GOP presidential hopeful Rick Perry is not shy about using strong words. At a campaign event in Iowa, Perry said if Federal Reserve Chairman Ben Bernanke prints more money, it would be “almost treasonous.”
He also said “we would treat him pretty ugly down in Texas.” Treason, meanwhile, carries the ugly sentence of execution under U.S. law.
Perry isn’t likely calling for an execution of Bernanke. However, what he and other conservatives are alleging is that Bernanke’s money printing is a betrayal of the U.S. middle class.
Their main argument is that loose monetary policy, especially the money-printing program of quantitative easing, is an invisible tax on U.S. workers.
Loose monetary policy stokes inflation. Over the last few decades, monetary policy has been loose under Bernanke and Alan Greenspan before him. Inflation, predictably, was high.

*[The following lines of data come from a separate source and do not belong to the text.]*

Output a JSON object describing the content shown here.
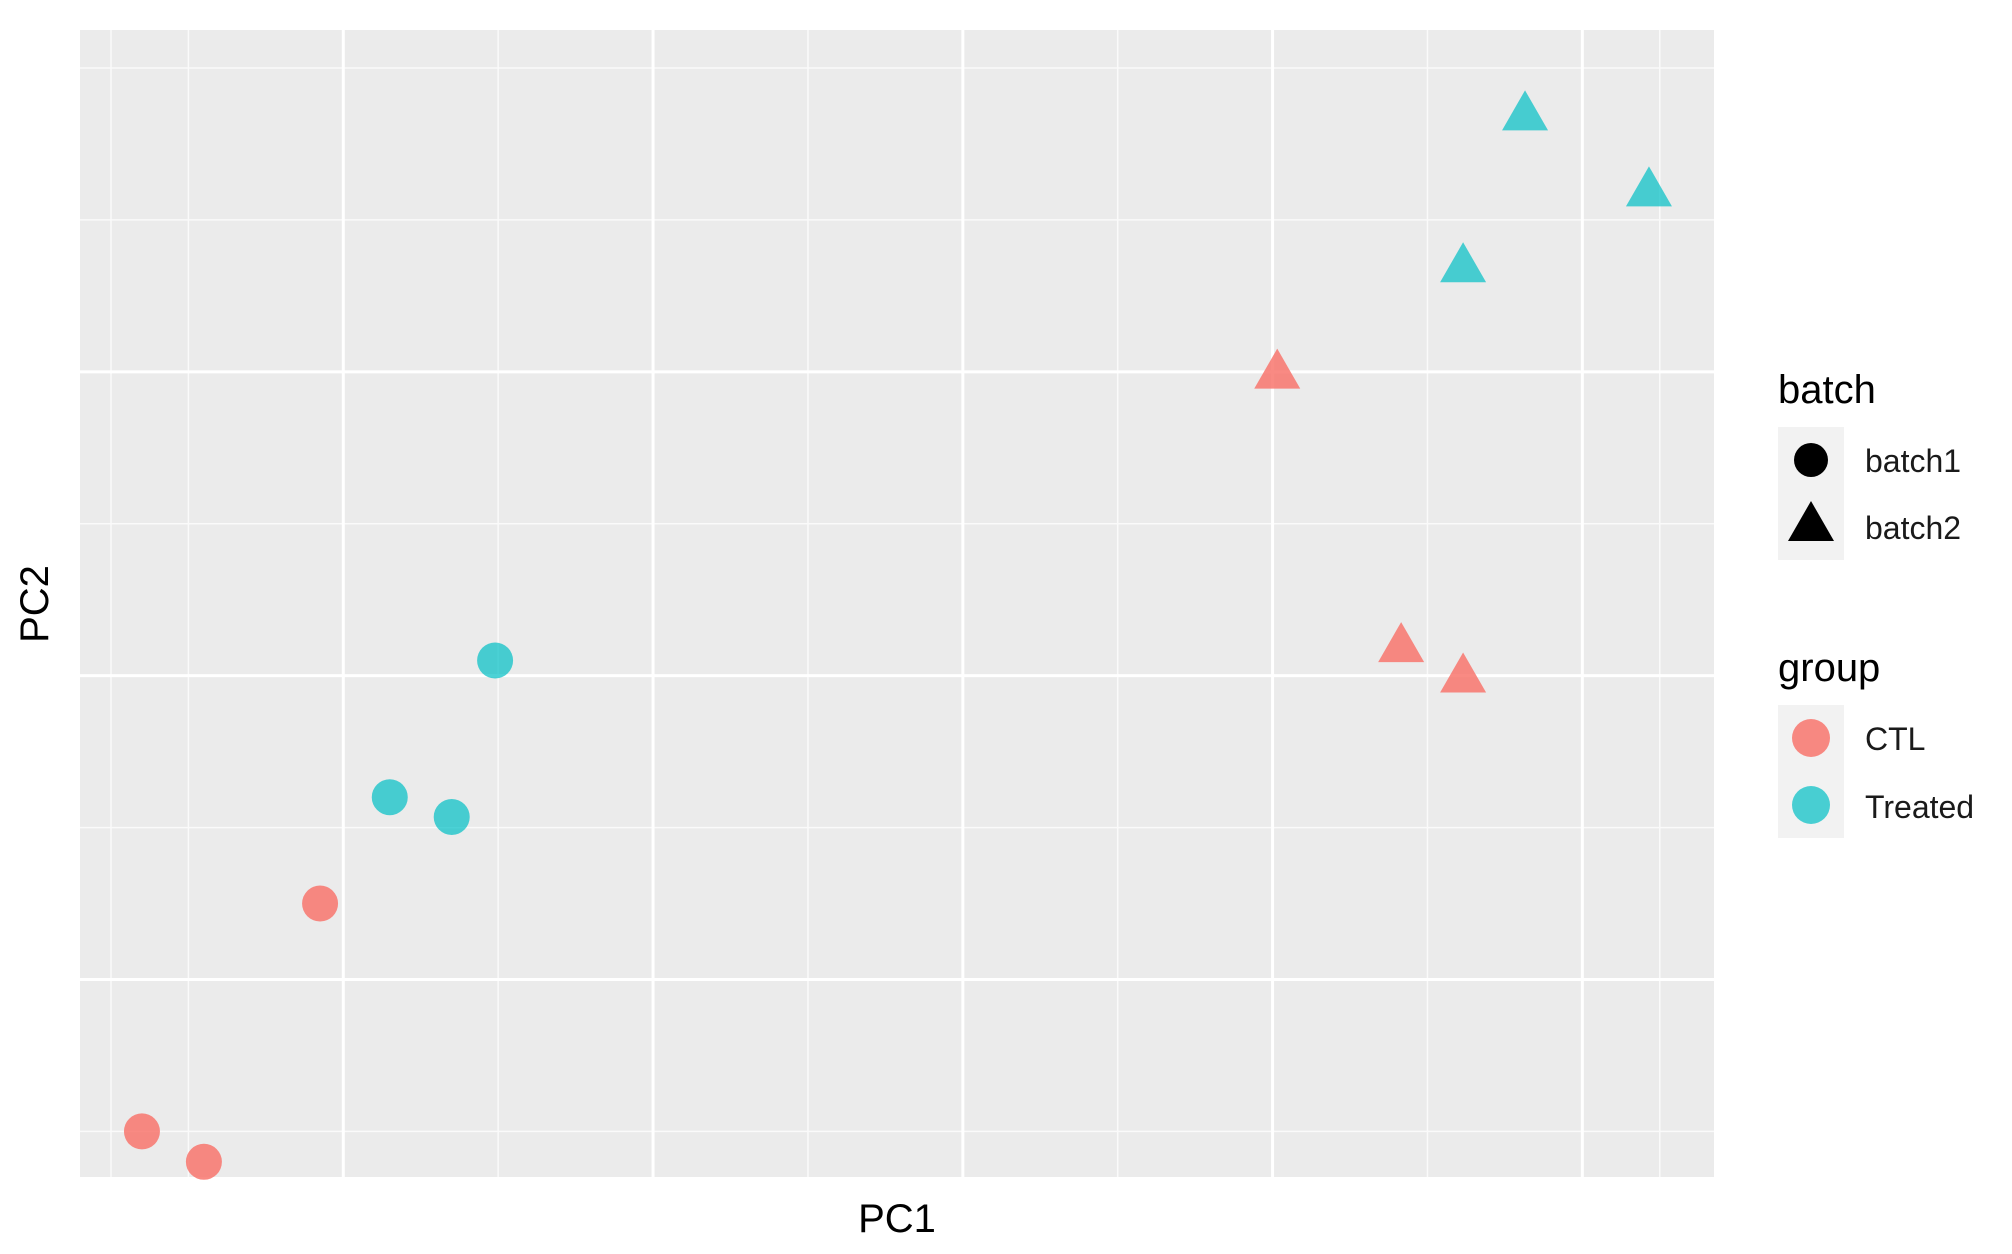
{
  "chart_data": {
    "type": "scatter",
    "xlabel": "PC1",
    "ylabel": "PC2",
    "xlim": [
      0.3,
      10.85
    ],
    "ylim": [
      0.2,
      7.75
    ],
    "x_gridlines_major": [
      2,
      4,
      6,
      8,
      10
    ],
    "x_gridlines_minor": [
      0.5,
      1,
      3,
      5,
      7,
      9,
      10.5
    ],
    "y_gridlines_major": [
      1.5,
      3.5,
      5.5
    ],
    "y_gridlines_minor": [
      0.5,
      2.5,
      4.5,
      6.5,
      7.5
    ],
    "background": "#EBEBEB",
    "grid": true,
    "legend_position": "right",
    "series": [
      {
        "group": "CTL",
        "batch": "batch1",
        "color": "#F8766D",
        "shape": "circle",
        "points": [
          [
            0.7,
            0.5
          ],
          [
            1.1,
            0.3
          ],
          [
            1.85,
            2.0
          ]
        ]
      },
      {
        "group": "Treated",
        "batch": "batch1",
        "color": "#00BFC4",
        "shape": "circle",
        "points": [
          [
            2.3,
            2.7
          ],
          [
            2.7,
            2.57
          ],
          [
            2.98,
            3.6
          ]
        ]
      },
      {
        "group": "CTL",
        "batch": "batch2",
        "color": "#F8766D",
        "shape": "triangle",
        "points": [
          [
            8.03,
            5.5
          ],
          [
            8.83,
            3.7
          ],
          [
            9.23,
            3.5
          ]
        ]
      },
      {
        "group": "Treated",
        "batch": "batch2",
        "color": "#00BFC4",
        "shape": "triangle",
        "points": [
          [
            9.23,
            6.2
          ],
          [
            9.63,
            7.2
          ],
          [
            10.43,
            6.7
          ]
        ]
      }
    ]
  },
  "legend": {
    "batch": {
      "title": "batch",
      "items": [
        {
          "label": "batch1",
          "shape": "circle",
          "color": "#000000"
        },
        {
          "label": "batch2",
          "shape": "triangle",
          "color": "#000000"
        }
      ]
    },
    "group": {
      "title": "group",
      "items": [
        {
          "label": "CTL",
          "shape": "circle",
          "color": "#F8766D"
        },
        {
          "label": "Treated",
          "shape": "circle",
          "color": "#00BFC4"
        }
      ]
    }
  }
}
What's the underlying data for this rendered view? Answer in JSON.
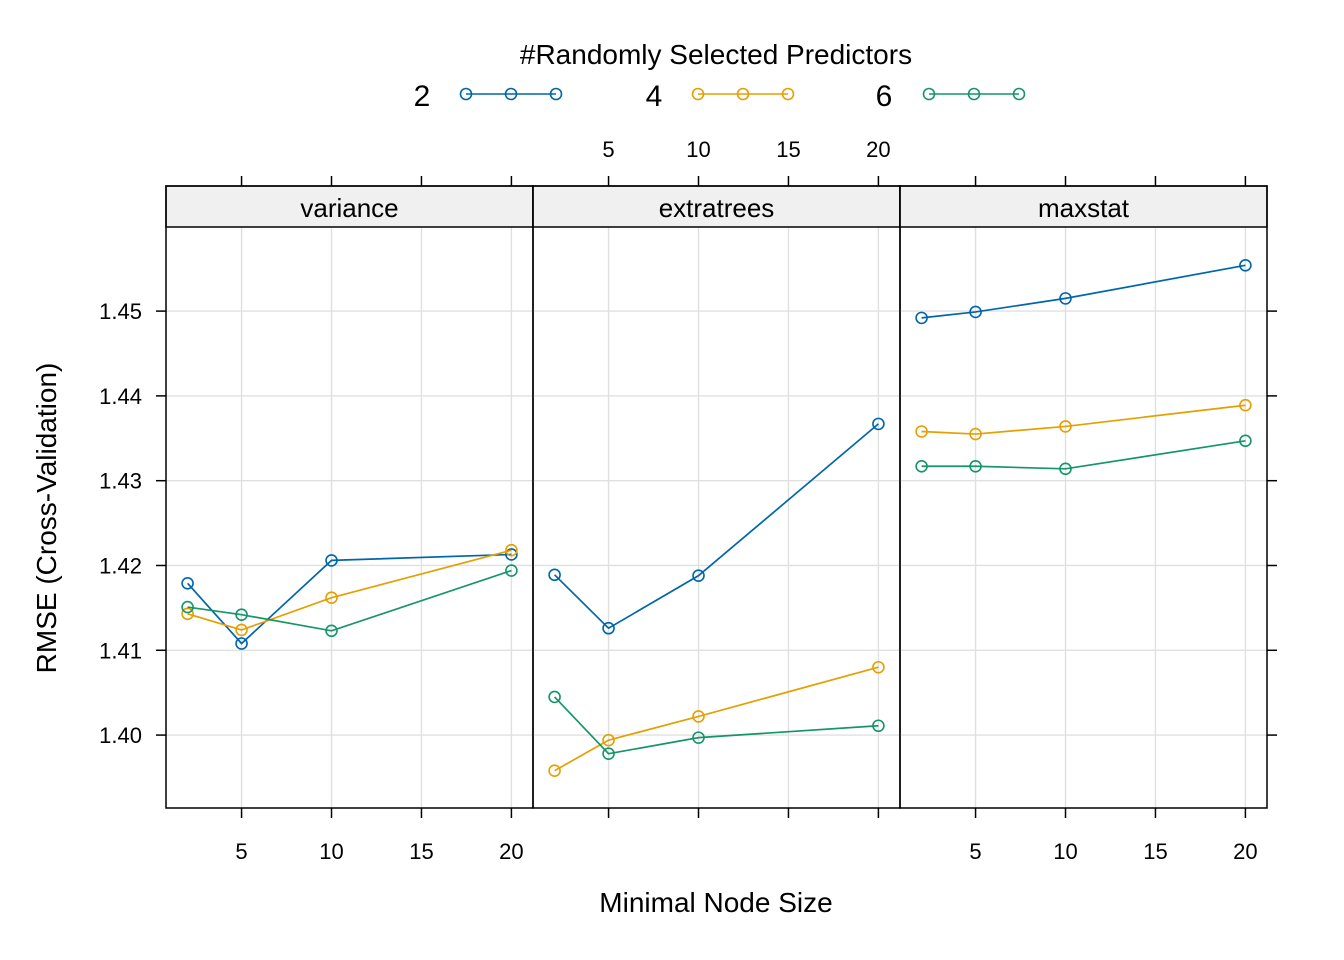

Because of the high inflation, $100 in 1960 is worth only $13.11 in 2011, according to the U.S. government’s CPI calculations. Critics, moreover, argue that the CPI inadequately captures the inflation in health care and education, which means the 1960 $100 is probably worth less than $13.11.
The devaluation of U.S. middle class purchasing power, without a comparable increase in wages, represents what the conservatives call the invisible inflation tax.
The inflation tax is less pronounced in the ultra-rich because their assets and income are tied to capital and investments, which keep pace with inflation.
In fact, loose monetary conditions arguably redistribute wealth from middle-class taxpayers to the ultra-rich because of government bailouts, which is the second major complaint of conservatives against the Federal Reserve.
During times of loose money, the economy booms. However, it mostly benefits top executives, owners of assets, and owners of capital. The working class, meanwhile, sees only modest increase in wages.
When the loose money bubble pops, like it did in 2008, the government is forced to step in with taxpayer money pooled from the entire U.S. population, including the middle class, which didn’t benefit that much from the boom. The Federal Reserve, meanwhile, is forced to loosen monetary policy (which later stokes inflation).
So who is the beneficiary of the invisible inflation tax?
The U.S. government, the biggest debtor in the world, is the biggest beneficiary because inflation lessens their debt burden that is fixed in nominal terms.
It is using its safe-haven and reserve currency status to take advantage of savers and lenders around the world. (The other victim of the U.S. inflation process, as stated above, is the U.S. middle class who do not own capital and assets and whose wages do not keep up with inflation).
So while it’s hard to accuse the Fed chairman of actual treason, Perry can certainly make the case that his money printing policies are betraying the U.S. middle class.
Bernanke, of course, claims he is merely fulfilling his dual mandate of maintaining price stability (against deflation) and full employment by printing money.